Crockpot Sweet & Savory Prune Chicken

Crockpot Sweet & Savory Prune Chicken

This recipe transforms humble ingredients into a sophisticated meal. The slow cooking process allows the dried fruit to rehydrate and infuse the meat with a deep, wine-like sweetness without being sugary.

Recipe Overview

  • Prep time: 15 minutes

  • Cook time: 4 hours (High) or 7-8 hours (Low)

  • Servings: 4–6

  • Difficulty: Easy

Ingredients

  • 6–8 Bone-in, skinless chicken thighs (or breasts, though thighs stay juicier)

  • 1 ½ cups Pitted prunes (dried plums)

  • ½ cup Chicken broth (low sodium)

  • ¼ cup Soy sauce (or tamari for gluten-free)

  • 2 tbsp Brown sugar or honey

  • 2 tbsp Apple cider vinegar

  • 3 cloves Garlic, minced

  • 1 tsp Dried thyme or rosemary

  • Salt & Pepper to taste

Instructions

  1. Season: Pat the chicken dry and season lightly with salt and pepper. Place them in the bottom of the crockpot.

  2. Add Fruit: Evenly scatter the prunes over the chicken pieces.

  3. Whisk Sauce: In a small bowl, whisk together the broth, soy sauce, sweetener, vinegar, garlic, and herbs.

  4. Slow Cook: Pour the mixture over the chicken. Cover and cook on Low for 7 hours or High for 4 hours.

  5. Serve: Once the chicken is fork-tender, serve it over a bed of couscous, mashed potatoes, or cauliflower rice to soak up the dark, savory sauce.

Description & Notes

The flavor profile is a sophisticated “Umami-Sweet.” The soy sauce provides the saltiness, while the prunes and vinegar create a “sweet and sour” effect that is much deeper than typical takeout.

Pro Tip: If you want a thicker sauce, remove the chicken at the end and whisk 1 tbsp of cornstarch with 1 tbsp of water into the liquid.
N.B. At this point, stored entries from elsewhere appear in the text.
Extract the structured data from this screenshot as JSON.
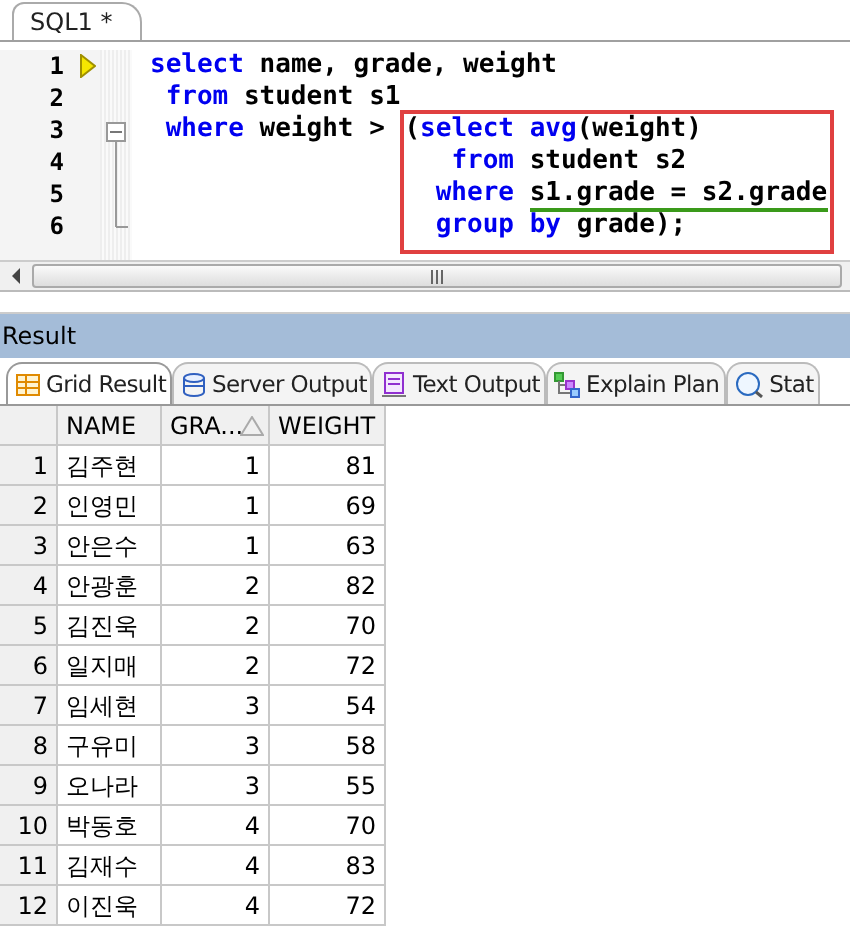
{
  "editor_tab": {
    "title": "SQL1 *",
    "selected": true
  },
  "editor": {
    "line_numbers": [
      "1",
      "2",
      "3",
      "4",
      "5",
      "6"
    ],
    "lines": [
      [
        {
          "kind": "keyword",
          "text": "select "
        },
        {
          "kind": "plain",
          "text": "name, grade, weight"
        }
      ],
      [
        {
          "kind": "keyword",
          "text": "from "
        },
        {
          "kind": "plain",
          "text": "student s1"
        }
      ],
      [
        {
          "kind": "keyword",
          "text": "where "
        },
        {
          "kind": "plain",
          "text": "weight >"
        }
      ]
    ],
    "boxed_lines": [
      [
        {
          "kind": "plain",
          "text": "("
        },
        {
          "kind": "keyword",
          "text": "select "
        },
        {
          "kind": "keyword",
          "text": "avg"
        },
        {
          "kind": "plain",
          "text": "(weight)"
        }
      ],
      [
        {
          "kind": "keyword",
          "text": "from "
        },
        {
          "kind": "plain",
          "text": "student s2"
        }
      ],
      [
        {
          "kind": "keyword",
          "text": "where "
        },
        {
          "kind": "underlined",
          "text": "s1.grade = s2.grade"
        }
      ],
      [
        {
          "kind": "keyword",
          "text": "group by "
        },
        {
          "kind": "plain",
          "text": "grade);"
        }
      ]
    ]
  },
  "result_panel": {
    "title": "Result",
    "tabs": [
      {
        "label": "Grid Result",
        "selected": true
      },
      {
        "label": "Server Output",
        "selected": false
      },
      {
        "label": "Text Output",
        "selected": false
      },
      {
        "label": "Explain Plan",
        "selected": false
      },
      {
        "label": "Stat",
        "selected": false
      }
    ],
    "table": {
      "columns": [
        {
          "label": "NAME",
          "sorted": false
        },
        {
          "label": "GRA...",
          "sorted": true
        },
        {
          "label": "WEIGHT",
          "sorted": false
        }
      ],
      "rows": [
        {
          "num": "1",
          "cells": [
            "김주현",
            "1",
            "81"
          ]
        },
        {
          "num": "2",
          "cells": [
            "인영민",
            "1",
            "69"
          ]
        },
        {
          "num": "3",
          "cells": [
            "안은수",
            "1",
            "63"
          ]
        },
        {
          "num": "4",
          "cells": [
            "안광훈",
            "2",
            "82"
          ]
        },
        {
          "num": "5",
          "cells": [
            "김진욱",
            "2",
            "70"
          ]
        },
        {
          "num": "6",
          "cells": [
            "일지매",
            "2",
            "72"
          ]
        },
        {
          "num": "7",
          "cells": [
            "임세현",
            "3",
            "54"
          ]
        },
        {
          "num": "8",
          "cells": [
            "구유미",
            "3",
            "58"
          ]
        },
        {
          "num": "9",
          "cells": [
            "오나라",
            "3",
            "55"
          ]
        },
        {
          "num": "10",
          "cells": [
            "박동호",
            "4",
            "70"
          ]
        },
        {
          "num": "11",
          "cells": [
            "김재수",
            "4",
            "83"
          ]
        },
        {
          "num": "12",
          "cells": [
            "이진욱",
            "4",
            "72"
          ]
        }
      ]
    }
  }
}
Turn the crockpot to high for 10 minutes until bubbly.

Tips for Success

  • The “Sear” Factor: If you have extra time, brown the chicken in a skillet for 3 minutes per side before putting it in the crockpot. This adds a “roast” flavor depth.
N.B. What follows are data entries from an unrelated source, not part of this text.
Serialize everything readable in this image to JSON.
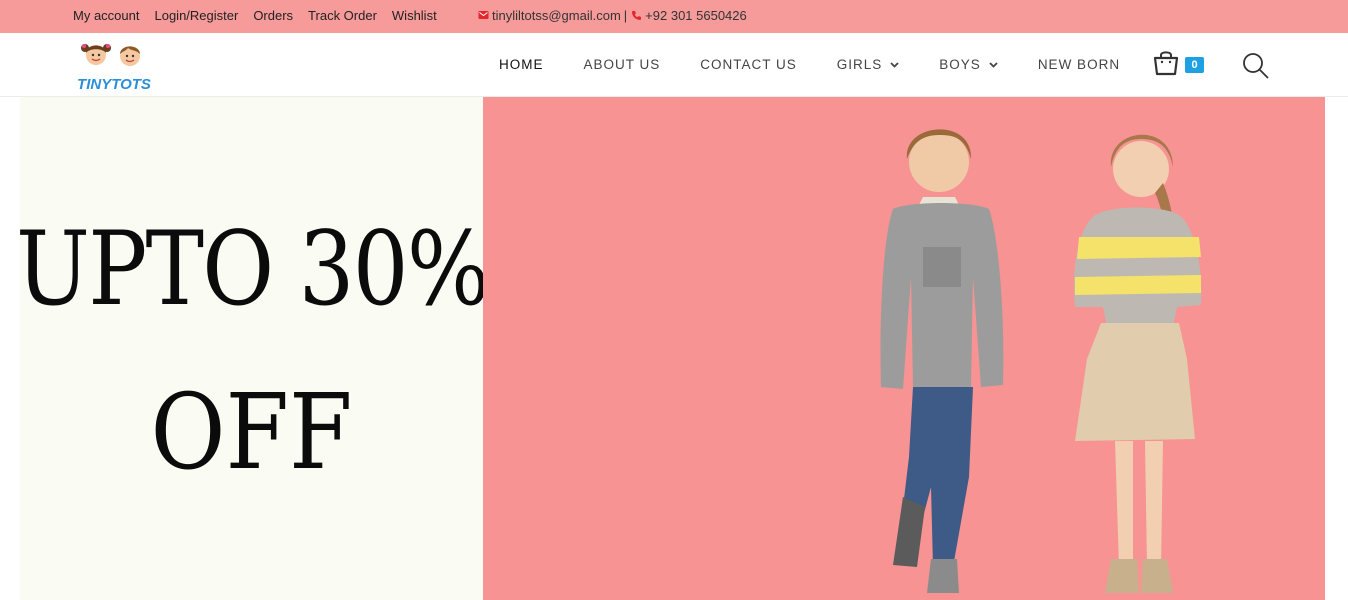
{
  "topbar": {
    "links": [
      "My account",
      "Login/Register",
      "Orders",
      "Track Order",
      "Wishlist"
    ],
    "email": "tinyliltotss@gmail.com",
    "separator": "|",
    "phone": "+92 301 5650426"
  },
  "header": {
    "logo_text": "TINYTOTS",
    "nav": {
      "home": "HOME",
      "about": "ABOUT US",
      "contact": "CONTACT US",
      "girls": "GIRLS",
      "boys": "BOYS",
      "newborn": "NEW BORN"
    },
    "cart_count": "0"
  },
  "hero": {
    "line1": "UPTO 30%",
    "line2": "OFF"
  },
  "colors": {
    "topbar_bg": "#f79a9a",
    "hero_right_bg": "#f79393",
    "hero_left_bg": "#fafbf3",
    "cart_badge": "#1ea1e3",
    "icon_red": "#e3282d"
  }
}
  • Don’t skip the Vinegar: The acidity is crucial to cutting through the sweetness of the prunes.

  • Vegetable Add-ins: Carrots or shallots hold up beautifully in this recipe and absorb the sauce well.

Nutritional Info (Per Serving)

  • Calories: 310 kcal

  • Protein: 28g

  • Total Fat: 9g

  • Carbohydrates: 32g

  • Fiber: 3g

  • Sugars: 18g (mostly natural from fruit)

Health Benefits

  • Digestive Health: Prunes are famous for high fiber content and sorbitol, which aids digestion.

  • Bone Health: Prunes are rich in Vitamin K and boron, which are essential for maintaining bone density.

  • Iron & Potassium: This meal is a powerhouse for heart health and energy levels.

Q&A

Q: Can I use fresh plums? A: You can, but the flavor won’t be as concentrated. Dried prunes are preferred because they act like little sponges for the savory sauce.

Q: Can I use chicken breasts? A: Yes, but reduce the cooking time by about an hour to prevent the meat from becoming too dry.

Q: Does this freeze well? A: Absolutely! This is an excellent meal-prep recipe. The flavors actually deepen after a day in the fridge or freezer.